Like Roosevelt, Obama is trying to shift the line between government and business leftward. He already has done so to a degree, in the auto bailouts, the banker pay caps, the credit card law, the stimulus law, and the mortgage-relief law. He wants to go further. Will he at some point collide with the Supreme Court? It is not impossible, though I think it unlikely. The current Court, the most conservative since 1937, with four very conservative justices, four liberal ones, and a moderate conservative (Kennedy) occupying the Hughes-Roberts swing position, has backtracked on the broad New Deal understanding of federal power to regulate interstate commerce and has invalidated federal statutes with something approaching abandon--forty between 1991 and 2009, compared to only twenty-nine between 1918 and 1936....

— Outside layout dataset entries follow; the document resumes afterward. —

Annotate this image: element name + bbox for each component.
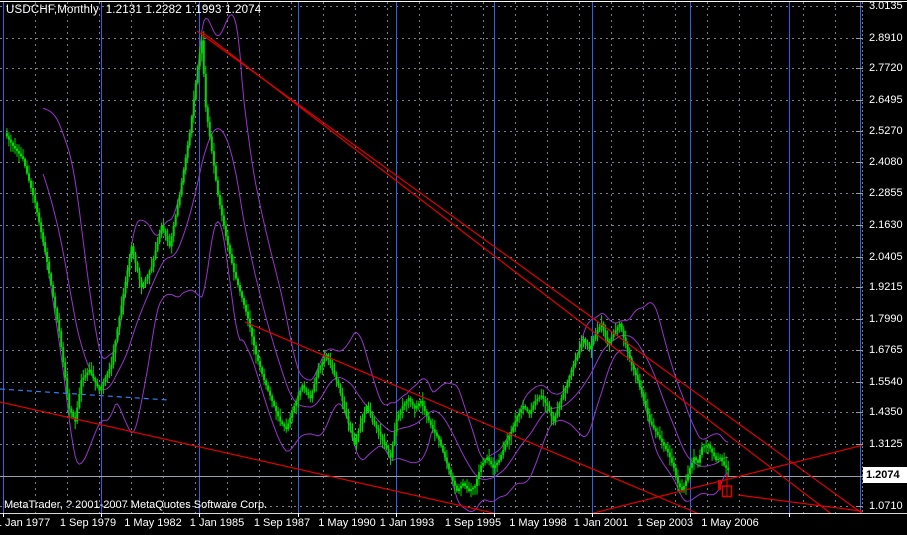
date-axis-label: 1 May 1998 <box>509 517 567 529</box>
trendline-shallow-right <box>737 494 862 512</box>
trendline-downtrend-mid <box>244 321 699 513</box>
chart-title: USDCHF,Monthly 1.2131 1.2282 1.1993 1.20… <box>6 4 262 16</box>
price-axis-label: 1.5540 <box>869 376 903 388</box>
copyright-text: MetaTrader, ? 2001-2007 MetaQuotes Softw… <box>4 499 268 511</box>
trendline-downtrend-left <box>0 401 497 513</box>
price-axis-label: 1.6765 <box>869 344 903 356</box>
price-axis-label: 2.8910 <box>869 32 903 44</box>
price-axis-label: 1.4350 <box>869 406 903 418</box>
grid-vertical-dashed <box>35 2 836 513</box>
trendline-downtrend-secondary <box>201 31 832 513</box>
bollinger-middle-line <box>42 128 729 481</box>
trendlines-group <box>0 30 862 513</box>
bollinger-upper-line <box>42 14 729 460</box>
date-axis-label: 1 Sep 1987 <box>253 517 311 529</box>
price-axis-label: 2.6495 <box>869 94 903 106</box>
trendline-downtrend-main <box>196 30 862 513</box>
date-axis-label: 1 May 1990 <box>318 517 376 529</box>
date-axis-label: 1 Sep 2003 <box>636 517 694 529</box>
time-axis-ticks <box>3 513 790 517</box>
plot-area <box>0 2 862 513</box>
price-axis-label: 2.4080 <box>869 156 903 168</box>
price-axis-ticks <box>856 6 863 507</box>
date-axis-label: 1 Jan 1993 <box>379 517 435 529</box>
price-axis-label: 1.0710 <box>869 500 903 512</box>
candles-group <box>5 31 730 498</box>
date-axis-label: 1 May 2006 <box>701 517 759 529</box>
price-axis-label: 2.2855 <box>869 187 903 199</box>
date-axis-label: 1 Jan 1985 <box>189 517 245 529</box>
price-axis-label: 2.7720 <box>869 62 903 74</box>
trendline-uptrend-right <box>591 444 862 513</box>
date-axis-label: 1 Sep 1979 <box>59 517 117 529</box>
price-axis-label: 2.1630 <box>869 219 903 231</box>
price-axis-label: 1.9215 <box>869 281 903 293</box>
current-price-box: 1.2074 <box>863 467 907 483</box>
price-axis-label: 2.0405 <box>869 251 903 263</box>
price-axis-label: 1.7990 <box>869 313 903 325</box>
price-axis-label: 3.0135 <box>869 0 903 12</box>
trendline-dashed-blue-left <box>0 388 169 401</box>
date-axis-label: 1 Jan 1977 <box>0 517 51 529</box>
bollinger-bands <box>42 14 729 513</box>
current-price-value: 1.2074 <box>866 469 900 481</box>
bollinger-lower-line <box>42 220 729 513</box>
date-axis-label: 1 Sep 1995 <box>444 517 502 529</box>
date-axis-label: 1 May 1982 <box>124 517 182 529</box>
date-axis-label: 1 Jan 2001 <box>573 517 629 529</box>
price-axis-label: 1.3125 <box>869 438 903 450</box>
forming-bar-marker <box>718 474 733 498</box>
price-axis-label: 2.5270 <box>869 125 903 137</box>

Would it really have been so terrible had the Court-packing bill passed? I am not so sure. It would have increased turnover on the Court, reduced the average age of justices, made an appointment to the Court less prestigious, and made the justices more cautious about bucking strong political forces, because they would have learned that Congress was willing as well as able to rein them in. We would probably have been spared the excesses of the Warren Court, which turned Roosevelt’s idea of the “living Constitution” on its head: where Roosevelt wanted the Court to stand aside so that the government could deal with the distinctive problems of modernity, the Warren Court responded to the surging crime rates of the 1950s and 1960s by increasing the rights of criminals.